Jessica Andritz, director of Land Use and Growth Management for St. Mary’s County, on Thursday announced the launch of Saint Mary’s 2050, a multi‑stage update of the county’s comprehensive plan that will rely on community visioning sessions, online tools and consultant support.
Andritz told the Economic Development Commission the project launched in fall 2024 and that the first public engagement window begins immediately with eight in‑person “community visioning” meetings already scheduled at libraries, a fire department and St. Mary’s College. The sessions will run about 90 minutes and include facilitated activities, surveys and mapping exercises. One session will be conducted entirely in Spanish with translation support from the health department.

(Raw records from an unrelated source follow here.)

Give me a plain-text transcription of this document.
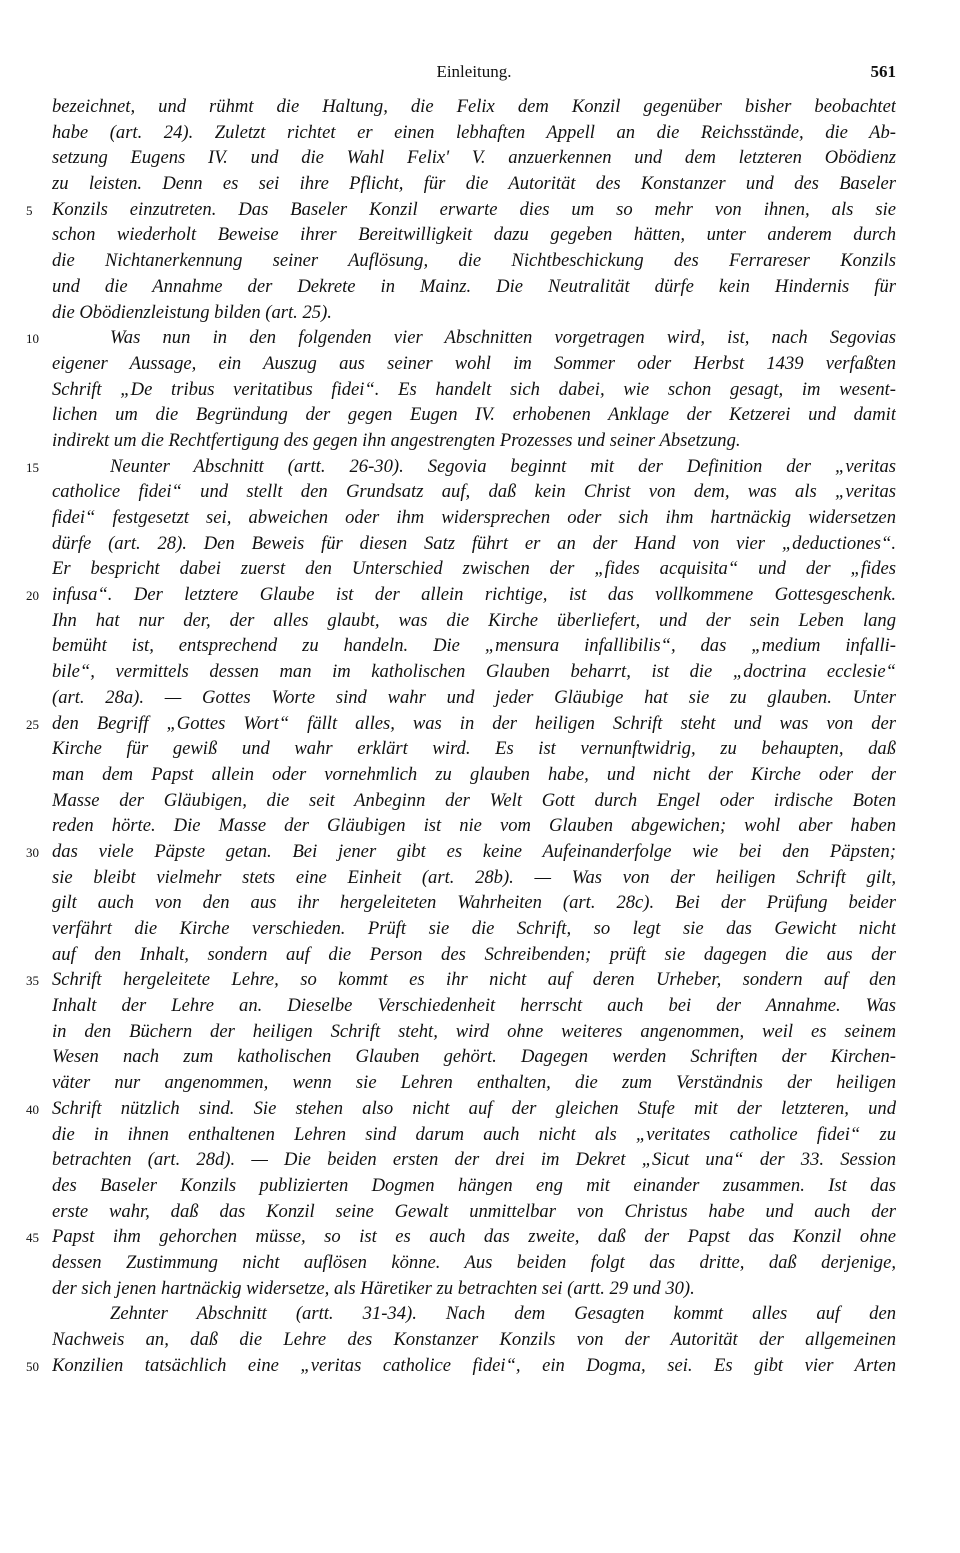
Einleitung.	561
bezeichnet, und rühmt die Haltung, die Felix dem Konzil gegenüber bisher beobachtet
habe (art. 24). Zuletzt richtet er einen lebhaften Appell an die Reichsstände, die Ab-
setzung Eugens IV. und die Wahl Felix' V. anzuerkennen und dem letzteren Obödienz
zu leisten. Denn es sei ihre Pflicht, für die Autorität des Konstanzer und des Baseler
5 Konzils einzutreten. Das Baseler Konzil erwarte dies um so mehr von ihnen, als sie
schon wiederholt Beweise ihrer Bereitwilligkeit dazu gegeben hätten, unter anderem durch
die Nichtanerkennung seiner Auflösung, die Nichtbeschickung des Ferrareser Konzils
und die Annahme der Dekrete in Mainz. Die Neutralität dürfe kein Hindernis für
die Obödienzleistung bilden (art. 25).
10	Was nun in den folgenden vier Abschnitten vorgetragen wird, ist, nach Segovias
eigener Aussage, ein Auszug aus seiner wohl im Sommer oder Herbst 1439 verfaßten
Schrift „De tribus veritatibus fidei“. Es handelt sich dabei, wie schon gesagt, im wesent-
lichen um die Begründung der gegen Eugen IV. erhobenen Anklage der Ketzerei und damit
indirekt um die Rechtfertigung des gegen ihn angestrengten Prozesses und seiner Absetzung.
15	Neunter Abschnitt (artt. 26-30). Segovia beginnt mit der Definition der „veritas
catholice fidei“ und stellt den Grundsatz auf, daß kein Christ von dem, was als „veritas
fidei“ festgesetzt sei, abweichen oder ihm widersprechen oder sich ihm hartnäckig widersetzen
dürfe (art. 28). Den Beweis für diesen Satz führt er an der Hand von vier „deductiones“.
Er bespricht dabei zuerst den Unterschied zwischen der „fides acquisita“ und der „fides
20 infusa“. Der letztere Glaube ist der allein richtige, ist das vollkommene Gottesgeschenk.
Ihn hat nur der, der alles glaubt, was die Kirche überliefert, und der sein Leben lang
bemüht ist, entsprechend zu handeln. Die „mensura infallibilis“, das „medium infalli-
bile“, vermittels dessen man im katholischen Glauben beharrt, ist die „doctrina ecclesie“
(art. 28a). — Gottes Worte sind wahr und jeder Gläubige hat sie zu glauben. Unter
25 den Begriff „Gottes Wort“ fällt alles, was in der heiligen Schrift steht und was von der
Kirche für gewiß und wahr erklärt wird. Es ist vernunftwidrig, zu behaupten, daß
man dem Papst allein oder vornehmlich zu glauben habe, und nicht der Kirche oder der
Masse der Gläubigen, die seit Anbeginn der Welt Gott durch Engel oder irdische Boten
reden hörte. Die Masse der Gläubigen ist nie vom Glauben abgewichen; wohl aber haben
30 das viele Päpste getan. Bei jener gibt es keine Aufeinanderfolge wie bei den Päpsten;
sie bleibt vielmehr stets eine Einheit (art. 28b). — Was von der heiligen Schrift gilt,
gilt auch von den aus ihr hergeleiteten Wahrheiten (art. 28c). Bei der Prüfung beider
verfährt die Kirche verschieden. Prüft sie die Schrift, so legt sie das Gewicht nicht
auf den Inhalt, sondern auf die Person des Schreibenden; prüft sie dagegen die aus der
35 Schrift hergeleitete Lehre, so kommt es ihr nicht auf deren Urheber, sondern auf den
Inhalt der Lehre an. Dieselbe Verschiedenheit herrscht auch bei der Annahme. Was
in den Büchern der heiligen Schrift steht, wird ohne weiteres angenommen, weil es seinem
Wesen nach zum katholischen Glauben gehört. Dagegen werden Schriften der Kirchen-
väter nur angenommen, wenn sie Lehren enthalten, die zum Verständnis der heiligen
40 Schrift nützlich sind. Sie stehen also nicht auf der gleichen Stufe mit der letzteren, und
die in ihnen enthaltenen Lehren sind darum auch nicht als „veritates catholice fidei“ zu
betrachten (art. 28d). — Die beiden ersten der drei im Dekret „Sicut una“ der 33. Session
des Baseler Konzils publizierten Dogmen hängen eng mit einander zusammen. Ist das
erste wahr, daß das Konzil seine Gewalt unmittelbar von Christus habe und auch der
45 Papst ihm gehorchen müsse, so ist es auch das zweite, daß der Papst das Konzil ohne
dessen Zustimmung nicht auflösen könne. Aus beiden folgt das dritte, daß derjenige,
der sich jenen hartnäckig widersetze, als Häretiker zu betrachten sei (artt. 29 und 30).
Zehnter Abschnitt (artt. 31-34). Nach dem Gesagten kommt alles auf den
Nachweis an, daß die Lehre des Konstanzer Konzils von der Autorität der allgemeinen
50 Konzilien tatsächlich eine „veritas catholice fidei“, ein Dogma, sei. Es gibt vier Arten
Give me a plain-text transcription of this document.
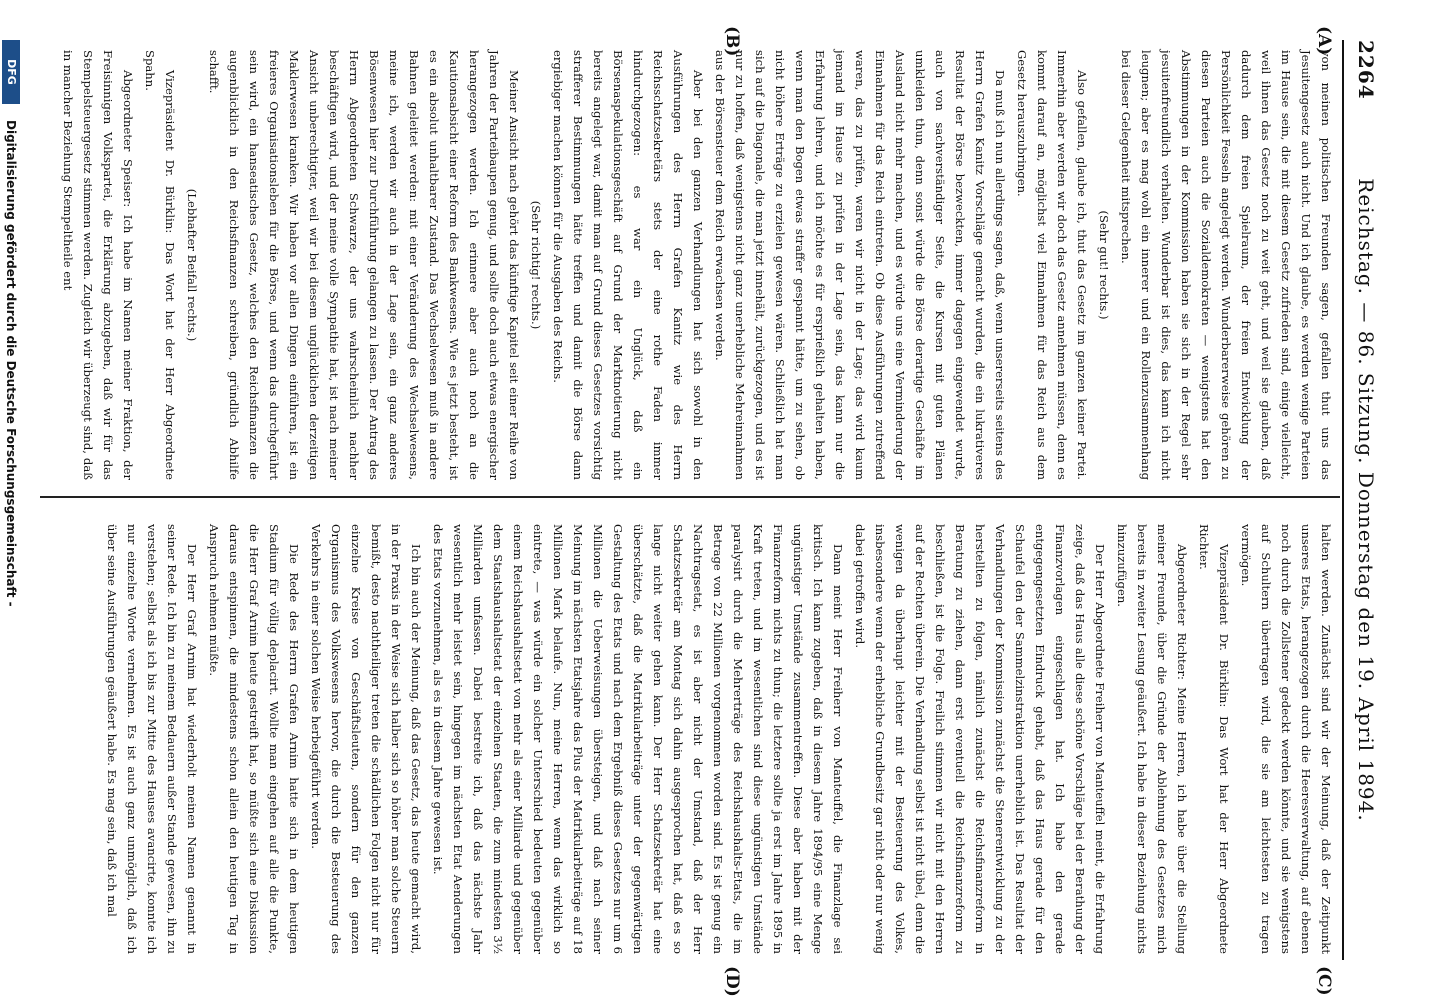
2264
Reichstag. — 86. Sitzung. Donnerstag den 19. April 1894.
(A)
(B)
(C)
(D)

von meinen politischen Freunden sagen, gefallen thut uns das Jesuitengesetz auch nicht. Und ich glaube, es werden wenige Parteien im Hause sein, die mit diesem Gesetz zufrieden sind, einige vielleicht, weil ihnen das Gesetz noch zu weit geht, und weil sie glauben, daß dadurch dem freien Spielraum, der freien Entwicklung der Persönlichkeit Fesseln angelegt werden. Wunderbarerweise gehören zu diesen Parteien auch die Sozialdemokraten — wenigstens hat den Abstimmungen in der Kommission haben sie sich in der Regel sehr jesuitenfreundlich verhalten. Wunderbar ist dies, das kann ich nicht leugnen; aber es mag wohl ein innerer und ein Rollenzusammenhang bei dieser Gelegenheit mitsprechen.

(Sehr gut! rechts.)

Also gefallen, glaube ich, thut das Gesetz im ganzen keiner Partei. Immerhin aber werden wir doch das Gesetz annehmen müssen, denn es kommt darauf an, möglichst viel Einnahmen für das Reich aus dem Gesetz herauszubringen.

Da muß ich nun allerdings sagen, daß, wenn unsererseits seitens des Herrn Grafen Kanitz Vorschläge gemacht wurden, die ein lukrativeres Resultat der Börse bezweckten, immer dagegen eingewendet wurde, auch von sachverständiger Seite, die Kursen mit guten Plänen umkleiden thun, denn sonst würde die Börse derartige Geschäfte im Ausland nicht mehr machen, und es würde uns eine Verminderung der Einnahmen für das Reich eintreten. Ob diese Ausführungen zutreffend waren, das zu prüfen, waren wir nicht in der Lage; das wird kaum jemand im Hause zu prüfen in der Lage sein, das kann nur die Erfahrung lehren, und ich möchte es für ersprießlich gehalten haben, wenn man den Bogen etwas straffer gespannt hätte, um zu sehen, ob nicht höhere Erträge zu erzielen gewesen wären. Schließlich hat man sich auf die Diagonale, die man jetzt innehält, zurückgezogen, und es ist nur zu hoffen, daß wenigstens nicht ganz unerhebliche Mehreinnahmen aus der Börsensteuer dem Reich erwachsen werden.

Aber bei den ganzen Verhandlungen hat sich sowohl in den Ausführungen des Herrn Grafen Kanitz wie des Herrn Reichsschatzsekretärs stets der eine rothe Faden immer hindurchgezogen: es war ein Unglück, daß ein Börsenaspekulationsgeschäft auf Grund der Marktnotierung nicht bereits angelegt war, damit man auf Grund dieses Gesetzes vorsichtig strafferer Bestimmungen hätte treffen und damit die Börse dann ergiebiger machen können für die Ausgaben des Reichs.

(Sehr richtig! rechts.)

Meiner Ansicht nach gehört das künftige Kapitel seit einer Reihe von Jahren der Parteibaupen genug, und sollte doch auch etwas energischer herangezogen werden. Ich erinnere aber auch noch an die Kautionsabsicht einer Reform des Bankwesens. Wie es jetzt besteht, ist es ein absolut unhaltbarer Zustand. Das Wechselwesen muß in andere Bahnen geleitet werden: mit einer Veränderung des Wechselwesens, meine ich, werden wir auch in der Lage sein, ein ganz anderes Bösenwesen hier zur Durchführung gelangen zu lassen. Der Antrag des Herrn Abgeordneten Schwarze, der uns wahrscheinlich nachher beschäftigen wird, und der meine volle Sympathie hat, ist nach meiner Ansicht unberechtigter, weil wir bei diesem unglücklichen derzeitigen Maklerwesen kranken. Wir haben vor allen Dingen einführen, ist ein freieres Organisationsleben für die Börse, und wenn das durchgeführt sein wird, ein hanseatisches Gesetz, welches den Reichsfinanzen die augenblicklich in den Reichsfinanzen schreiben, gründlich Abhilfe schafft.

(Lebhafter Beifall rechts.)

Vizepräsident Dr. Bürklin: Das Wort hat der Herr Abgeordnete Spahn.

Abgeordneter Speiser: Ich habe im Namen meiner Fraktion, der Freisinnigen Volkspartei, die Erklärung abzugeben, daß wir für das Stempelsteuergesetz stimmen werden. Zugleich wir überzeugt sind, daß in mancher Beziehung Stempeltheile ent

halten werden. Zunächst sind wir der Meinung, daß der Zeitpunkt unseres Etats, herangezogen durch die Heeresverwaltung, auf ebenen noch durch die Zollstener gedeckt werden könnte, und sie wenigstens auf Schultern übertragen wird, die sie am leichtesten zu tragen vermögen.

Vizepräsident Dr. Bürklin: Das Wort hat der Herr Abgeordnete Richter.

Abgeordneter Richter: Meine Herren, ich habe über die Stellung meiner Freunde, über die Gründe der Ablehnung des Gesetzes mich bereits in zweiter Lesung geäußert. Ich habe in dieser Beziehung nichts hinzuzufügen.

Der Herr Abgeordnete Freiherr von Manteuffel meint, die Erfahrung zeige, daß das Haus alle diese schöne Vorschläge bei der Berathung der Finanzvorlagen eingeschlagen hat. Ich habe den gerade entgegengesetzten Eindruck gehabt, daß das Haus gerade für den Schaufel den der Sammelzinstraktion unerheblich ist. Das Resultat der Verhandlungen der Kommission zunächst die Stenerentwicklung zu der herstellten zu folgen, nämlich zunächst die Reichsfinanzreform in Beratung zu ziehen, dann erst eventuell die Reichsfinanzreform zu beschließen, ist die Folge. Freilich stimmen wir nicht mit den Herren auf der Rechten überein. Die Verhandlung selbst ist nicht übel, denn die wenigen da überhaupt leichter mit der Besteuerung des Volkes, insbesondere wenn der erhebliche Grundbesitz gar nicht oder nur wenig dabei getroffen wird.

Dann meint Herr Freiherr von Manteuffel, die Finanzlage sei kritisch. Ich kann zugeben, daß in diesem Jahre 1894/95 eine Menge ungünstiger Umstände zusammentreffen. Diese aber haben mit der Finanzreform nichts zu thun; die letztere sollte ja erst im Jahre 1895 in Kraft treten, und im wesentlichen sind diese ungünstigen Umstände paralysirt durch die Mehrerträge des Reichshaushalts-Etats, die im Betrage von 22 Millionen vorgenommen worden sind. Es ist genug ein Nachtragsetat, es ist aber nicht der Umstand, daß der Herr Schatzsekretär am Montag sich dahin ausgesprochen hat, daß es so lange nicht weiter gehen kann. Der Herr Schatzsekretär hat eine überschätzte, daß die Matrikularbeiträge unter der gegenwärtigen Gestaltung des Etats und nach dem Ergebniß dieses Gesetzes nur um 6 Millionen die Ueberweisungen übersteigen, und daß nach seiner Meinung im nächsten Etatsjahre das Plus der Matrikularbeiträge auf 18 Millionen Mark belaufe. Nun, meine Herren, wenn das wirklich so eintrete, — was würde ein solcher Unterschied bedeuten gegenüber einem Reichshaushaltsetat von mehr als einer Milliarde und gegenüber dem Staatshaushaltsetat der einzelnen Staaten, die zum mindesten 3½ Milliarden umfassen. Dabei bestreite ich, daß das nächste Jahr wesentlich mehr leistet sein, hingegen im nächsten Etat Aenderungen des Etats vorzunehmen, als es in diesem Jahre gewesen ist.

Ich bin auch der Meinung, daß das Gesetz, das heute gemacht wird, in der Praxis in der Weise sich halber sich so höher man solche Steuern bemißt, desto nachtheiliger treten die schädlichen Folgen nicht nur für einzelne Kreise von Geschäftsleuten, sondern für den ganzen Organismus des Volkswesens hervor, die durch die Besteuerung des Verkehrs in einer solchen Weise herbeigeführt werden.

Die Rede des Herrn Grafen Arnim hatte sich in dem heutigen Stadium für völlig deplacirt. Wollte man eingehen auf alle die Punkte, die Herr Graf Arnim heute gestreift hat, so müßte sich eine Diskussion daraus entspinnen, die mindestens schon allein den heutigen Tag in Anspruch nehmen müßte.

Der Herr Graf Arnim hat wiederholt meinen Namen genannt in seiner Rede. Ich bin zu meinem Bedauern außer Stande gewesen, ihn zu verstehen; selbst als ich bis zur Mitte des Hauses avancirte, konnte ich nur einzelne Worte vernehmen. Es ist auch ganz unmöglich, daß ich über seine Ausführungen geäußert habe. Es mag sein, daß ich mal

DFG
Digitalisierung gefördert durch die Deutsche Forschungsgemeinschaft -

The visioning process is intended to gather residents’ views about what they value today and what they want St. Mary’s County to look like in 25–30 years. Andritz said the county hired a consultant team (Clarion and subconsultants) to provide research and benchmarking and that staff will present draft plan sections for public review before the Planning Commission and County Commissioners consider adoption in winter 2025 or 2026. She emphasized the effort seeks broad and particularly inclusive outreach to underrepresented groups and social networks across the county.
Andritz said the project will combine in‑person work—large boards and sticker dots on maps to identify transportation and growth priorities—with online options including drag‑and‑drop digital mapping for people who cannot attend. She said the engagement will include a survey and questions about funding priorities later in the process, but the first round is intentionally framed as a “dream” or visioning phase so residents can describe long‑term values without immediate budget constraints.
Commission members asked about the make‑up and timing of the community engagement team and whether consultants would participate in the visioning sessions. Andritz said early meetings were held in December to recruit community connectors and that consultants will attend the initial sessions, but county staff will lead ongoing outreach to build local relationships. She also said the last comprehensive plan was adopted in 2010, with substantial amendments in 2016, and that this update is timed to re‑examine county direction for the next decades.